More evidence of the gossamer (some would say fictitious) nature of the so-called Opt-Out Revolution. Highly educated, affluent women are not permanently fleeing careers for the home front when they have children. They are instead taking temporary breaks when their children are very young but going back to work and maintaining real-world ambition. This trend is not limited to high-income working mothers. New data show that women of all income levels are taking time off when their children are first born, even if they can't really afford it.

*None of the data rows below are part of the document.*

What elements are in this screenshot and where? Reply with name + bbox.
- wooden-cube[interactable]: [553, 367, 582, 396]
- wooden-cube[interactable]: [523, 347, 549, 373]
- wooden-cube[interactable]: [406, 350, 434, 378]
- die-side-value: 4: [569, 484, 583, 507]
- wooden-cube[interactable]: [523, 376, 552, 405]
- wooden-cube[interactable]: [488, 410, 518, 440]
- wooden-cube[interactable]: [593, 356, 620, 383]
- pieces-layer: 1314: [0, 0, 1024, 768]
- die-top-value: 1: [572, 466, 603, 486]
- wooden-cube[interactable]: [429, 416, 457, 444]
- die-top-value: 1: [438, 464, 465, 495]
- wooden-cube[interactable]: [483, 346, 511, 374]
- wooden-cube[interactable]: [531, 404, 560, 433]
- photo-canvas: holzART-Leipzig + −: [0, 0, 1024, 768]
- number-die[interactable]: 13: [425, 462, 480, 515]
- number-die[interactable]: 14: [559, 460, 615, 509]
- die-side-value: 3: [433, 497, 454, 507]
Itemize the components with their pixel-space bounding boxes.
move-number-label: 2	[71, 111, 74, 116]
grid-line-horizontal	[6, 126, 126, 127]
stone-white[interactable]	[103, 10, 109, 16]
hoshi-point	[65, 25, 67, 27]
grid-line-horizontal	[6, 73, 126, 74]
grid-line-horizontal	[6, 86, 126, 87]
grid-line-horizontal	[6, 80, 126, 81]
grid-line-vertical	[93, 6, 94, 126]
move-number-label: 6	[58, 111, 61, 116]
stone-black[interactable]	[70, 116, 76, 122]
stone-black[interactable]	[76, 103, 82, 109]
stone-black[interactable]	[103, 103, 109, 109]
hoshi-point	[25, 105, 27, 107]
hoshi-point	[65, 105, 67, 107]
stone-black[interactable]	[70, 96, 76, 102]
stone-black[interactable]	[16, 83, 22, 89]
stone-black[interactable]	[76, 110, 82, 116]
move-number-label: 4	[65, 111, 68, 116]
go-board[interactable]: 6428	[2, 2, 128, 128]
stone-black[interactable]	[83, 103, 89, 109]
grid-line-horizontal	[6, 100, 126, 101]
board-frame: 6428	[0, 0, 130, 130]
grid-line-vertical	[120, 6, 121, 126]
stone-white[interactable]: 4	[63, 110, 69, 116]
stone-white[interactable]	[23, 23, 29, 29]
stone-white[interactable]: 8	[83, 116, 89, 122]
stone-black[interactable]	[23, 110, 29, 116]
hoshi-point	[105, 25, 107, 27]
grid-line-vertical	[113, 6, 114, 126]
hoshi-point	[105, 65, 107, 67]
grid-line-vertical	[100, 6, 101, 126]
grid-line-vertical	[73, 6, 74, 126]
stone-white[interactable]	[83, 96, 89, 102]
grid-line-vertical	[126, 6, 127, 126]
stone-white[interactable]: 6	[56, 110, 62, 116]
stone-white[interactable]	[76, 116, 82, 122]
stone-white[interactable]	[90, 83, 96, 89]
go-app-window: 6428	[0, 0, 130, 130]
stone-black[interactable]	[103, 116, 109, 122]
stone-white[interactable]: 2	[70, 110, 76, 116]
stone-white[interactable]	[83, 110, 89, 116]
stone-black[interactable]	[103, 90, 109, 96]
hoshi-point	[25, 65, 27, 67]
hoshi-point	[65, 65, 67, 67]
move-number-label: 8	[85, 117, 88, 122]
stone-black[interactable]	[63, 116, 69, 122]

Columnist Sue Shellenbarger reports in yesterday's Wall Street Journal: "The first national demographic analysis [of] data from the Bureau of Labor Statistics shows that the seven-year trend (of new mothers taking time off from work) has been broader than previously believed, with women at all income levels taking job breaks, not just the highly educated, prosperous moms examined in many recent studies. And they are staying out of the work force for shorter periods than in the past."
Why isn't this report enjoying the widespread media attention given in 2003 to the so-called Opt-Out Revolution, which was rife with inaccuracies? That coverage was launched by a Sunday New York Times Magazine cover story and repeated on network television newscasts, other major print and online magazines, and so on. It remains to be seen whether media outlets will see fit to lavish front-page attention on data showing women don't prefer homemaking to work. That would require them to fess up to a bit of bias now, wouldn't it?